In my experience, math texts usually come in two basic varieties: theory-oriented texts that develop a topic in detail providing lots of proofs along the way, and problem-oriented texts that give a large number of practice problems and just enough theory to work them. This text doesn't fall into either category. Instead it is a book that outlines a conceptual approach to the solution of inverse problems and provides a rich heuristic understanding of the topic.
Billed as a reference manual for researchers or as a text for undergraduate and graduate students, this is one of those rare books that is extremely useful to the right sort of audience: those who can benefit from the trade secrets and insights divulged to them from an advisor or expert colleague. The author not only provides techniques but also the intuitive principles for the proper use of those techniques. This book could well be used in a course for advanced students who have a good background in multivariable calculus, linear algebra, and probability.
The entire book is written with a particular thematic goal in mind: considering the solution to an inverse problem to be a probability distribution in the space of possible parameters. The enlightening exposition provides a persuasive argument for such an approach in practical problems. This presentation provides a general conceptual framework for understanding inverse problems, which by their very nature have problematic (usually, non-unique) solutions. The statistical approach sidesteps many of the difficult aspects of defining a solution, while retaining and even highlighting all the information that can be extracted from a given situation.
While many techniques are discussed, this is not a text with endless assignments for learning and refining one's technique. In fact, this book contains no problem sets whatsoever. Rather, each chapter contains plentiful examples that amplify the message of the text and demonstrate the techniques in action. The last chapter is a true pearl, being nothing other than a list of problems together with well explained solutions, where all the themes are brought to bear.

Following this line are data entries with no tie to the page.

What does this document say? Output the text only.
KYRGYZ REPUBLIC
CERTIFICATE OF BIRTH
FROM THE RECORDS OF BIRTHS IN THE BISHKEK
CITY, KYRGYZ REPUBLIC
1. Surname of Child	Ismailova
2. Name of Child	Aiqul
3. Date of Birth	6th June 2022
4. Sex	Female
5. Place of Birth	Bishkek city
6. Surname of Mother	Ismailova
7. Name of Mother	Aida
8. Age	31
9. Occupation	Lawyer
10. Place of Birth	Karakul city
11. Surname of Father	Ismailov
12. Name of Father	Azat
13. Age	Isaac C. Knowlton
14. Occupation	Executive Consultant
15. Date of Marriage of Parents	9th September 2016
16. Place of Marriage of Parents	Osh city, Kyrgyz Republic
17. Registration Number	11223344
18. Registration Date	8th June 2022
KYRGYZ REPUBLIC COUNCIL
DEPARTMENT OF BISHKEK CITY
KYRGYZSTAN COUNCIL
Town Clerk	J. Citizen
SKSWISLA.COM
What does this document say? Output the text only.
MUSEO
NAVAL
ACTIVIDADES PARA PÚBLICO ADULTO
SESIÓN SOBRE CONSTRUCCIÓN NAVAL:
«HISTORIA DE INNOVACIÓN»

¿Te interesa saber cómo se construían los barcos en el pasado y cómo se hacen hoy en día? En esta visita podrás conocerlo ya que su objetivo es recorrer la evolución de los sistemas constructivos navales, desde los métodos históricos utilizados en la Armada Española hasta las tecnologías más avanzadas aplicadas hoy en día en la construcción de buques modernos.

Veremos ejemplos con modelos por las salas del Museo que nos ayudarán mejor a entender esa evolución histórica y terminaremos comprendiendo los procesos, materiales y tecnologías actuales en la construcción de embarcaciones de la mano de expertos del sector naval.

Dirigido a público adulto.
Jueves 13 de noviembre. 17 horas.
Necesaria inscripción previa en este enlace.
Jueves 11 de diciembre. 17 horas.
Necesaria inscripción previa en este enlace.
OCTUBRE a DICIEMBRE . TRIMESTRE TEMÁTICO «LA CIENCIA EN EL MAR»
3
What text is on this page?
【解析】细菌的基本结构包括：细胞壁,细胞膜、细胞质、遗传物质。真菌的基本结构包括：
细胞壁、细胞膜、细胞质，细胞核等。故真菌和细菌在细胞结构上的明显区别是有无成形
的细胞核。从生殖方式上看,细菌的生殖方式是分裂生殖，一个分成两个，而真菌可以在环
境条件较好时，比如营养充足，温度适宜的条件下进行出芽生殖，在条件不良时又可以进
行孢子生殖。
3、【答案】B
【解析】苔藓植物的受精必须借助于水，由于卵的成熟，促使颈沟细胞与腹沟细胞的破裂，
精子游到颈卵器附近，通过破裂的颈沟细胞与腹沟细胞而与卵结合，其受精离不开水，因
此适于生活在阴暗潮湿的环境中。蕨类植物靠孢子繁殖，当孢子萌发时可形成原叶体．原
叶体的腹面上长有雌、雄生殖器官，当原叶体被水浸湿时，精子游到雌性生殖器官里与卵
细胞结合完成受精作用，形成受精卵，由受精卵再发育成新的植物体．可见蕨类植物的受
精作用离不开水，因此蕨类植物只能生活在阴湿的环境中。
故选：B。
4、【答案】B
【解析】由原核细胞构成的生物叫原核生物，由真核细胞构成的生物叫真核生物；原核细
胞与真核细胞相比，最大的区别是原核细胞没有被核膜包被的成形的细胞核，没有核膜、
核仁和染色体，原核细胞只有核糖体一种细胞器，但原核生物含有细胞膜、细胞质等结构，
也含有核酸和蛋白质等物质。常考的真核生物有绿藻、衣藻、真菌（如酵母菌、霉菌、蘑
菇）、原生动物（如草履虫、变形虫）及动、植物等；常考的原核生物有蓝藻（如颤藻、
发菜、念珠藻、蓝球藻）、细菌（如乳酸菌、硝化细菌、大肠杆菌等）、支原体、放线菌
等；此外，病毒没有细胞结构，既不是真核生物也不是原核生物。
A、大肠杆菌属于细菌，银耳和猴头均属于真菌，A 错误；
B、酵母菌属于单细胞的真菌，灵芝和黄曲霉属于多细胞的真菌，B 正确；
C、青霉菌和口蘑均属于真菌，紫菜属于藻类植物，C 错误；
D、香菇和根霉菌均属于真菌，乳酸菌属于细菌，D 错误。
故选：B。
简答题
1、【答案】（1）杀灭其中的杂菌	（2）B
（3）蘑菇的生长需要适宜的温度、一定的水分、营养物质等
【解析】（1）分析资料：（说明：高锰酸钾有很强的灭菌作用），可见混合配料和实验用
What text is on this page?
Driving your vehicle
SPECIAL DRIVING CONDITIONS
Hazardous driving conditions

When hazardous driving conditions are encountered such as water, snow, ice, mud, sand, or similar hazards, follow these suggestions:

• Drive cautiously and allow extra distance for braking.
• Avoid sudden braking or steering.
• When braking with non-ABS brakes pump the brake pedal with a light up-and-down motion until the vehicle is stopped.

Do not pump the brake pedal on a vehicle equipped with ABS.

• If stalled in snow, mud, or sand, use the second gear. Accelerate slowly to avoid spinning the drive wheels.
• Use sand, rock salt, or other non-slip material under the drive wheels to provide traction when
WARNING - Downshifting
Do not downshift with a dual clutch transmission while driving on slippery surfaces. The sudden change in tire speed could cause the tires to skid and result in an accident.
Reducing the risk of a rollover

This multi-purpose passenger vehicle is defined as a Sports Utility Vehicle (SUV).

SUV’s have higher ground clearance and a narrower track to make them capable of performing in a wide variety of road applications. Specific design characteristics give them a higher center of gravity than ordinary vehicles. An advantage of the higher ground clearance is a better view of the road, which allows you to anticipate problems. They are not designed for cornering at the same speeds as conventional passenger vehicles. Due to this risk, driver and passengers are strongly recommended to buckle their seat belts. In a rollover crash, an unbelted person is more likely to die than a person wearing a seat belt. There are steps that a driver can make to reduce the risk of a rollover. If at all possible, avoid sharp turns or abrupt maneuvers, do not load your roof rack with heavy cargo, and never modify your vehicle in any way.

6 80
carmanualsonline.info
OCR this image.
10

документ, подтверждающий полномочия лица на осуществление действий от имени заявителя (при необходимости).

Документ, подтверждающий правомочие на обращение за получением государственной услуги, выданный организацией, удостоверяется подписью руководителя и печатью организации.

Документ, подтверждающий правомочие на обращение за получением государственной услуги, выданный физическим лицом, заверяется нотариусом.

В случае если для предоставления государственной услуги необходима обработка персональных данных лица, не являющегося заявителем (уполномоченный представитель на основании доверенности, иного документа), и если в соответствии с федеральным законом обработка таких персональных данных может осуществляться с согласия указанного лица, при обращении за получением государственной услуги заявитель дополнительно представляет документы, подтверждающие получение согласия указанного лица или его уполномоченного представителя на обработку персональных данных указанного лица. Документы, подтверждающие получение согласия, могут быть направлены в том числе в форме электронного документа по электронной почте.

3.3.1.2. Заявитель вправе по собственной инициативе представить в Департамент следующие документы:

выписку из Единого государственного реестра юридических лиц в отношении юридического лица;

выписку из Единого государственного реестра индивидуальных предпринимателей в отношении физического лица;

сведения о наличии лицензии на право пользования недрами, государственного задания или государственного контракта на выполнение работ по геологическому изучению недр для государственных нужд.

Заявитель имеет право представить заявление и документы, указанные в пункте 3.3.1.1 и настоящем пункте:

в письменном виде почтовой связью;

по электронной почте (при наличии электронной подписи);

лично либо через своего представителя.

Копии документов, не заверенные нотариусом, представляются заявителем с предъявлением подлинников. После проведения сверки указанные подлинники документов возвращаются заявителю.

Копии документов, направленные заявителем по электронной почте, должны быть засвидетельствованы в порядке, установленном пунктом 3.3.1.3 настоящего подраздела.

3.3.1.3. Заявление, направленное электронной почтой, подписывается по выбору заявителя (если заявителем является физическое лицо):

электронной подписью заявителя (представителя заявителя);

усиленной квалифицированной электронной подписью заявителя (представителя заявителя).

Finally, the layout of the book is quite good. Formulas are easy to read and the figures are helpful, well placed and usefully commented. The organization of the chapters is well planned and executed. While not itself proof oriented, the text provides an extensive bibliography for those who would like to investigate other topics in more depth. All in all a very good book, and one that I thoroughly enjoyed reading and working through.
Paul Phillips is Associate Professor of Mathematics at the University of Dallas.